After she had finished no one spoke. It was as if we were all waking up from some dream we didn’t want to leave. There were more stories, and poems too. Some she read from books, some she made up herself or knew by heart.
Then a hand went up. It was a small boy from my school, Milos with the sticky-up hair. “Can I tell a story, miss?” he asked. So sitting on the unicorn he told us his story. One after another after that they wanted their turn on the magical unicorn. I longed to have a go myself, but I didn’t dare. I was frightened of making a fool of myself, I think.
The hour flew by.
“What was it like?” my mother asked me on the way home.
“All right, I suppose,” I told her.

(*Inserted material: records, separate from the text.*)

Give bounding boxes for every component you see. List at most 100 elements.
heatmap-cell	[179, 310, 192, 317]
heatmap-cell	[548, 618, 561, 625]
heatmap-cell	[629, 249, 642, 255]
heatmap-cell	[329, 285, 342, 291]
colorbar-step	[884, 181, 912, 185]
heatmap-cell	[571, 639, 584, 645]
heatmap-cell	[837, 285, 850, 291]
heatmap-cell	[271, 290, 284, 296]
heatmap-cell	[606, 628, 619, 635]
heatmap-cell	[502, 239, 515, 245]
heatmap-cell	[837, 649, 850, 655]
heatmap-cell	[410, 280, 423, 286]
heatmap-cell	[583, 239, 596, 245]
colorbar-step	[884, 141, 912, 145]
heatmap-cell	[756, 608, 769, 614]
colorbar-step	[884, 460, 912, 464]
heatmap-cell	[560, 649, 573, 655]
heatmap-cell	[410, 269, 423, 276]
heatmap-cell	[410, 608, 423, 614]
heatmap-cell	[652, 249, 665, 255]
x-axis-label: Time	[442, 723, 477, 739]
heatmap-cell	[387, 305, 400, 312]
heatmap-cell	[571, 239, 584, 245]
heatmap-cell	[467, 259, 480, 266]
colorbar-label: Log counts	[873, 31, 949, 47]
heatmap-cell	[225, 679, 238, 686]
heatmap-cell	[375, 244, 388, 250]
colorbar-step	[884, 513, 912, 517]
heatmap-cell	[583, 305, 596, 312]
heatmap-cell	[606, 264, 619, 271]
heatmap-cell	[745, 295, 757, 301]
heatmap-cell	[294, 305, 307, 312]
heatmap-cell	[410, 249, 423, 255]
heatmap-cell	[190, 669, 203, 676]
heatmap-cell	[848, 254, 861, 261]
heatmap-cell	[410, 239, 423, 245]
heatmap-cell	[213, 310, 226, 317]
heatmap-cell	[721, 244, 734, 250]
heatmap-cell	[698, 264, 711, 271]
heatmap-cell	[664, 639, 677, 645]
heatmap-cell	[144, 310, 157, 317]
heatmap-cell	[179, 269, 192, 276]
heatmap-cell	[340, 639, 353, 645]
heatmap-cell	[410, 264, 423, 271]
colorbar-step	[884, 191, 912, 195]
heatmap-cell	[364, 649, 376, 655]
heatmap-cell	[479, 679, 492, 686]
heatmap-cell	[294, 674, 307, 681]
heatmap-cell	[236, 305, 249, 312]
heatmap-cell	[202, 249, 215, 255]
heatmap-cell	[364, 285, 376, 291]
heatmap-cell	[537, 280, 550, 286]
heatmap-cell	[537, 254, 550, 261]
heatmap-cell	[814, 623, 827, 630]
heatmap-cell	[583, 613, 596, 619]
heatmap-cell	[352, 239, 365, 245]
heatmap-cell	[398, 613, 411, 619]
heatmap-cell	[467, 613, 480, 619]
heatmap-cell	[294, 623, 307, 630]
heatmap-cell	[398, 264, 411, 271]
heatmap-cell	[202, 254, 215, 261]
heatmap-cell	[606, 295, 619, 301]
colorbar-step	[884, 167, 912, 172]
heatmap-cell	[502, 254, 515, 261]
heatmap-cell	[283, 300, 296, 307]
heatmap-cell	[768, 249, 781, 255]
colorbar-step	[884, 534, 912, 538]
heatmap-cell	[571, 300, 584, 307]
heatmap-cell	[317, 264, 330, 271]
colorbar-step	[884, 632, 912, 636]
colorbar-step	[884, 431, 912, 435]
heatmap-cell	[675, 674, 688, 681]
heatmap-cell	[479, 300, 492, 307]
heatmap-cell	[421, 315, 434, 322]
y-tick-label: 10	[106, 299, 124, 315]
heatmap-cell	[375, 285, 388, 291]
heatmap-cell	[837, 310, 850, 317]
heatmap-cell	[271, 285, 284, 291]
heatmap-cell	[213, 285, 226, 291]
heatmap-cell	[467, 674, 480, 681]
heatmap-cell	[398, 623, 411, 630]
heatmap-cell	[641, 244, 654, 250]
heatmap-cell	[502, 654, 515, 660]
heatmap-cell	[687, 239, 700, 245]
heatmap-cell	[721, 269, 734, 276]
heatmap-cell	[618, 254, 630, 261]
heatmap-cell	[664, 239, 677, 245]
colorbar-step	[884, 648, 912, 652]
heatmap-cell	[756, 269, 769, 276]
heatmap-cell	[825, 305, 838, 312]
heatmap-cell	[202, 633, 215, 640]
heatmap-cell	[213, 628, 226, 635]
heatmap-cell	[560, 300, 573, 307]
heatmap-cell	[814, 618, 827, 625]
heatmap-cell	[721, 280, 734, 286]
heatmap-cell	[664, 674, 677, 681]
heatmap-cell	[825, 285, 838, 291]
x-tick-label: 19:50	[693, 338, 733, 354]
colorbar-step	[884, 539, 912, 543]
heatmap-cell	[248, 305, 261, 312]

But at school the next day I told all my friends what it was really like, all about the unicorn lady – everyone called her that – and her amazing stories and the fantastic magical storytelling power of the unicorn.
They came along with me to the library that afternoon. Day after day as word spread, the little group in the corner grew until there was a whole crowd of us. We would rush to the library now to get there first, to find a place close to the unicorn, close to the unicorn lady. Every story she told us held us entranced. She never told us to sit still. She didn’t have to. Each day I wanted so much to sit on the unicorn and tell a story, but still I could never quite summon up the courage.
One afternoon the unicorn lady took out from her bag a rather old and damaged-looking book, all charred at the edges. It was, she told us, her very own copy of The Little Match Girl by Hans Christian Andersen. I was sitting that day very close to the unicorn lady’s feet, looking up at the book. “Why’s it been burnt?” I asked her.
Sitting on the magic unicorn, I heard my voice strong and loud.
“This is the most precious book I have, Tomas,” she said. “I’ll tell you why. When I was very little I lived in another country. There were wicked people in my town who were frightened of the magic of stories and of the power of books, because stories make you think and dream; books make you want to ask questions. And they didn’t want that. I was there with my father watching them burn a great pile of books, when suddenly my father ran forward and plucked a book out of the fire. The soldiers beat him with sticks, but he held on to the book and wouldn’t let go of it. It was this book. It’s my favourite book in all the world. Tomas, would you like to come and sit on the unicorn and read it to us?”